The main treatment for oral and oropharyngeal cancers is surgery. There are a number of surgical options based on the type of tumor, where it is located, its size, whether and where it has spread, and the patient's general health. Surgical options include:
- primary tumor resection (removal of the tumor and surrounding tissue)
- full or partial mandible resection (removal of the tumor, surrounding tissue, and possibly a portion of the jawbone)
- maxillectomy (removal of the tumor and the roof of the mouth)
- Mohs surgery (removal of lip cancer tumors in slices)
- laryngectomy (removal of the voice box if a tumor of the tongue or oropharynx is at risk of causing problems with swallowing and allowing food to go into the lungs)

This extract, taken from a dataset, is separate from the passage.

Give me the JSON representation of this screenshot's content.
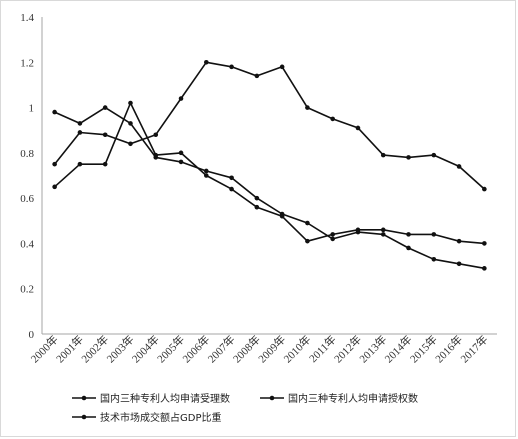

- neck dissection (removal of lymph nodes in the neck, if the cancer has spread to them)
- pedicle or free flap reconstruction (a type of reconstructive surgery using skin grafts from the chest or back to repair defects in the mouth, throat, or neck caused by removal of large tumors)
- tracheostomy (a permanent opening made through the neck into the windpipe, into which a tube is inserted to enable breathing, if a tumor is blocking the trachea)
- gastrostomy tube (a feeding tube placed into the stomach if the cancer doesn't permit the patient to swallow)
- dental extractions and implants (to facilitate radiation therapy or if the jawbone is removed due to cancer)
Three-dimensional conformal radiation therapy is the most common type of radiation therapy used to treat oral and oropharyngeal cancers. High-dose-rate brachytherapy (the insertion of small rice-like tubes containing radiation into the tumor) may be used in combination with three-dimensional conformal radiation therapy.
Chemotherapy may be used at the time of radiation therapy or before surgery to help shrink tumors.